Re: [PATCH v5 5/5] apply: fix uninitialized hash function

Junio C Hamano <gitster@xxxxxxxxx> · Tue, 21 May 2024 06:36:31 -0700

Patrick Steinhardt <ps@xxxxxx> writes:

>> +	if (!the_hash_algo)
>> +		repo_set_hash_algo(the_repository, GIT_HASH_SHA1);
>> +
>
> Do we also want to add a comment here that mentions that we may want to
> make this configureable via a command line option, like we have in the
> preceding commits?

We may want a comment here that says 

    we could to redo the "apply.c" machinery to make this arbitrary
    fallback unnecessary, but the benefit to do so is dubious and
    the risk of breaking the code is probably not worth the effort.

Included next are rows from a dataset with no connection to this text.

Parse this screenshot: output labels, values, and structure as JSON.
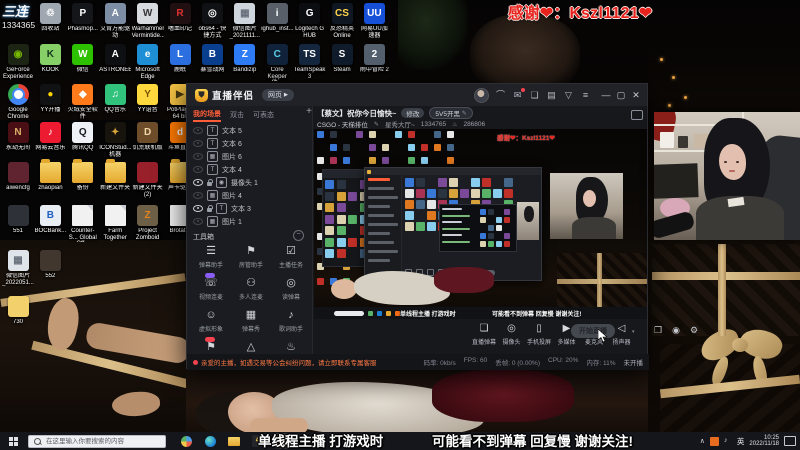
{
  "overlay": {
    "thanks_text": "感谢❤：Kszl1121❤",
    "badge_title": "三连",
    "badge_value": "1334365",
    "taskbar_text_left": "单线程主播 打游戏时",
    "taskbar_text_right": "可能看不到弹幕 回复慢 谢谢关注!"
  },
  "desktop": {
    "rows": [
      {
        "offset": 1,
        "items": [
          {
            "label": "回收站",
            "c": "#9fa8b0",
            "g": "♲"
          },
          {
            "label": "Phasmop...",
            "c": "#15161a",
            "g": "P"
          },
          {
            "label": "艾肯万能驱动",
            "c": "#7d8da3",
            "g": "A"
          },
          {
            "label": "Warhammer Vermintide...",
            "c": "#d7dade",
            "g": "W",
            "gc": "#333333"
          },
          {
            "label": "嗜血印记",
            "c": "#201012",
            "g": "R",
            "gc": "#e03030"
          },
          {
            "label": "obs64 - 快捷方式",
            "c": "#101114",
            "g": "◎"
          },
          {
            "label": "微信图片_2021111...",
            "c": "#cfd5dc",
            "g": "▦",
            "gc": "#67707c"
          },
          {
            "label": "ighub_inst...",
            "c": "#585f68",
            "g": "i"
          },
          {
            "label": "Logitech G HUB",
            "c": "#0c0d10",
            "g": "G"
          },
          {
            "label": "反恐精英 Online",
            "c": "#0f1822",
            "g": "CS",
            "gc": "#ffd24a"
          },
          {
            "label": "网易UU加速器",
            "c": "#1650d8",
            "g": "UU"
          }
        ]
      },
      {
        "items": [
          {
            "label": "GeForce Experience",
            "c": "#1c2414",
            "g": "◉",
            "gc": "#76b900"
          },
          {
            "label": "KOOK",
            "c": "#87d068",
            "g": "K",
            "gc": "#15361f"
          },
          {
            "label": "微信",
            "c": "#2dc100",
            "g": "W"
          },
          {
            "label": "ASTRONEER",
            "c": "#0e0f12",
            "g": "A"
          },
          {
            "label": "Microsoft Edge",
            "c": "#1e8fd5",
            "g": "e"
          },
          {
            "label": "鹿眠",
            "c": "#2b6fe0",
            "g": "L"
          },
          {
            "label": "暴雪战网",
            "c": "#0a3f8f",
            "g": "B"
          },
          {
            "label": "Bandizip",
            "c": "#2f7df6",
            "g": "Z"
          },
          {
            "label": "Core Keeper 他...",
            "c": "#10233a",
            "g": "C",
            "gc": "#5ad0e8"
          },
          {
            "label": "TeamSpeak 3",
            "c": "#14273f",
            "g": "TS"
          },
          {
            "label": "Steam",
            "c": "#101b2b",
            "g": "S"
          },
          {
            "label": "雨中冒险 2",
            "c": "#55606e",
            "g": "2"
          }
        ]
      },
      {
        "items": [
          {
            "label": "Google Chrome",
            "kind": "chrome"
          },
          {
            "label": "YY开播",
            "c": "#111214",
            "g": "●",
            "gc": "#ffd400"
          },
          {
            "label": "火绒安全软件",
            "c": "#ff7a1a",
            "g": "◆"
          },
          {
            "label": "QQ音乐",
            "c": "#31c27c",
            "g": "♫"
          },
          {
            "label": "YY语音",
            "c": "#ffd83d",
            "g": "Y",
            "gc": "#7a5200"
          },
          {
            "label": "PotPlayer 64 bit",
            "c": "#f6c344",
            "g": "▶",
            "gc": "#4a3a10"
          }
        ]
      },
      {
        "items": [
          {
            "label": "永劫无间",
            "c": "#4a0f14",
            "g": "N",
            "gc": "#d8b068"
          },
          {
            "label": "网易云音乐",
            "c": "#ec1b32",
            "g": "♪"
          },
          {
            "label": "腾讯QQ",
            "c": "#eef2f6",
            "g": "Q",
            "gc": "#15181d"
          },
          {
            "label": "ICONStud... 机器",
            "c": "#17140e",
            "g": "✦",
            "gc": "#d8a23a"
          },
          {
            "label": "饥荒联机版",
            "c": "#6e4d2a",
            "g": "D",
            "gc": "#f0d9a8"
          },
          {
            "label": "斗鱼直播",
            "c": "#ff7b00",
            "g": "d"
          }
        ]
      },
      {
        "items": [
          {
            "label": "aiwencfg",
            "c": "#5f2430",
            "g": ""
          },
          {
            "label": "zhaopian",
            "kind": "folder"
          },
          {
            "label": "备份",
            "kind": "folder"
          },
          {
            "label": "新建文件夹",
            "kind": "folder"
          },
          {
            "label": "新建文件夹 (2)",
            "c": "#97202a",
            "g": ""
          },
          {
            "label": "声卡驱动",
            "kind": "folder"
          }
        ]
      },
      {
        "items": [
          {
            "label": "551",
            "c": "#2e3238",
            "g": ""
          },
          {
            "label": "BOCBank...",
            "c": "#e9eef4",
            "g": "B",
            "gc": "#1f5fc2"
          },
          {
            "label": "Counter-S... Global Off...",
            "kind": "doc"
          },
          {
            "label": "Farm Together",
            "kind": "doc"
          },
          {
            "label": "Project Zomboid",
            "c": "#6e6046",
            "g": "Z",
            "gc": "#e0851f"
          },
          {
            "label": "Brotat...",
            "kind": "doc"
          }
        ]
      },
      {
        "items": [
          {
            "label": "微信图片_2022051...",
            "c": "#dfe4ea",
            "g": "▦",
            "gc": "#67707c"
          },
          {
            "label": "552",
            "c": "#41372f",
            "g": ""
          }
        ]
      },
      {
        "items": [
          {
            "label": "730",
            "c": "#f2d06b",
            "g": ""
          }
        ]
      }
    ]
  },
  "app": {
    "logo_text": "直播伴侣",
    "web_button": "网页",
    "titlebar_icons": [
      "headset",
      "mail",
      "chat",
      "card",
      "filter",
      "menu"
    ],
    "window_controls": [
      "minimize",
      "maximize",
      "close"
    ],
    "window_glyphs": {
      "minimize": "—",
      "maximize": "▢",
      "close": "✕"
    },
    "header": {
      "title": "【蔡文】祝你今日愉快~",
      "edit_button": "修改",
      "tag": "5V5开黑",
      "tag_edit_icon": "✎",
      "category": "CSGO - 天梯排位",
      "category_edit_icon": "✎",
      "hall": "星秀大厅~",
      "stat_viewers": "1334765",
      "stat_hot": "286806",
      "stat_hot_icon": "♨"
    },
    "tabs": [
      {
        "label": "我的场景",
        "active": true
      },
      {
        "label": "双击",
        "active": false
      },
      {
        "label": "可表态",
        "active": false
      }
    ],
    "add_tab": "+",
    "sources": [
      {
        "g": "T",
        "label": "文本 5",
        "vis": false,
        "lock": false
      },
      {
        "g": "T",
        "label": "文本 6",
        "vis": false,
        "lock": false
      },
      {
        "g": "▦",
        "label": "图片 6",
        "vis": false,
        "lock": false
      },
      {
        "g": "T",
        "label": "文本 4",
        "vis": false,
        "lock": false
      },
      {
        "g": "◉",
        "label": "摄像头 1",
        "vis": true,
        "lock": true
      },
      {
        "g": "▦",
        "label": "图片 4",
        "vis": false,
        "lock": false
      },
      {
        "g": "T",
        "label": "文本 3",
        "vis": true,
        "lock": true
      },
      {
        "g": "▦",
        "label": "图片 1",
        "vis": false,
        "lock": false
      }
    ],
    "toolbox_title": "工具箱",
    "tools": [
      {
        "label": "弹幕助手",
        "g": "☰"
      },
      {
        "label": "房管助手",
        "g": "⚑"
      },
      {
        "label": "主播任务",
        "g": "☑"
      },
      {
        "label": "视频连麦",
        "g": "☏",
        "badge": "#8a5cf6"
      },
      {
        "label": "多人连麦",
        "g": "⚇"
      },
      {
        "label": "读弹幕",
        "g": "◎"
      },
      {
        "label": "虚拟形象",
        "g": "☺"
      },
      {
        "label": "弹幕秀",
        "g": "▦"
      },
      {
        "label": "歌词助手",
        "g": "♪"
      },
      {
        "label": "",
        "g": "⚑",
        "badge": "#f5424e"
      },
      {
        "label": "",
        "g": "△"
      },
      {
        "label": "",
        "g": "♨"
      }
    ],
    "controls": [
      {
        "label": "直播弹幕",
        "icon": "danmaku",
        "g": "❏"
      },
      {
        "label": "摄像头",
        "icon": "camera",
        "g": "◎"
      },
      {
        "label": "手机投屏",
        "icon": "phone",
        "g": "▯"
      },
      {
        "label": "多媒体",
        "icon": "media",
        "g": "▶"
      },
      {
        "label": "麦克风",
        "icon": "mic",
        "g": "♦",
        "dd": true
      },
      {
        "label": "扬声器",
        "icon": "speaker",
        "g": "◁",
        "dd": true
      }
    ],
    "extra_controls": [
      {
        "icon": "pip",
        "g": "❐"
      },
      {
        "icon": "record",
        "g": "◉"
      },
      {
        "icon": "settings",
        "g": "⚙"
      }
    ],
    "action_button": "开始直播",
    "status": [
      "码率: 0kb/s",
      "FPS: 60",
      "丢帧: 0 (0.00%)",
      "CPU: 20%",
      "内存: 11%",
      "未开播"
    ],
    "notice": "亲爱的主播，如遇交易等公会纠纷问题，请立即联系专属客服"
  },
  "preview": {
    "mini_thanks": "感谢❤：Kszl1121❤",
    "mini_text_left": "单线程主播 打游戏时",
    "mini_text_right": "可能看不到弹幕 回复慢 谢谢关注!",
    "tile_palette": [
      "#d8a23a",
      "#c03028",
      "#3a78d8",
      "#58b368",
      "#e6e6e6",
      "#7a4a98",
      "#e07820",
      "#2a3340",
      "#88ccee",
      "#aa3355",
      "#ddd2b0",
      "#446688"
    ]
  },
  "taskbar": {
    "search_placeholder": "在这里输入你要搜索的内容",
    "icons": [
      "widgets",
      "edge",
      "explorer",
      "lightning",
      "live-companion"
    ],
    "tray": {
      "lang": "英",
      "time": "10:25",
      "date": "2022/11/18"
    }
  },
  "colors": {
    "accent": "#ff5c38",
    "thanks_red": "#e8231d",
    "notice_orange": "#ff7a45"
  }
}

When working as "better GNU patch" mode without a repository, we
should not and do not use the_hash_algo for the purpose of hashing
at all.  We do not do the binary diff (because we cannot grab the
preimage object out of the object store (that does not exist) to
apply the delta to form the postimage, we do not do the 3-way
fallback using the preimage blob object names that appear on the
"index" lines.  As far as I recall, the only thing we use
the_hash_algo for is for the max length of the hash to ask "is this
hexadecimal string a plausible looking object name?  We are parsing
a line that started with 'index ' and trying to see if the line
syntactically looks like a valid 'index' line" and the like.  If we
assume SHA-1 and if somebody tries to injest a SHA-256 --full-index
patch, that logic may say "nah, we didn't find a valid 'index'
header", but I think we'll just leave the fields like old-object
blank, which does not affect anything because we won't do "apply
--3way" anyway.

So we _could_ identify such places and tell the code "when
the_hash_algo is NULL, instead of the_hash_algo->hexsz, use 0 as
hexsz" (this example is from apply.c:gitdiff_index()) and it indeed
was the approach I tried in my unpublished draft before the first
version I posted.  It quickly got ugly.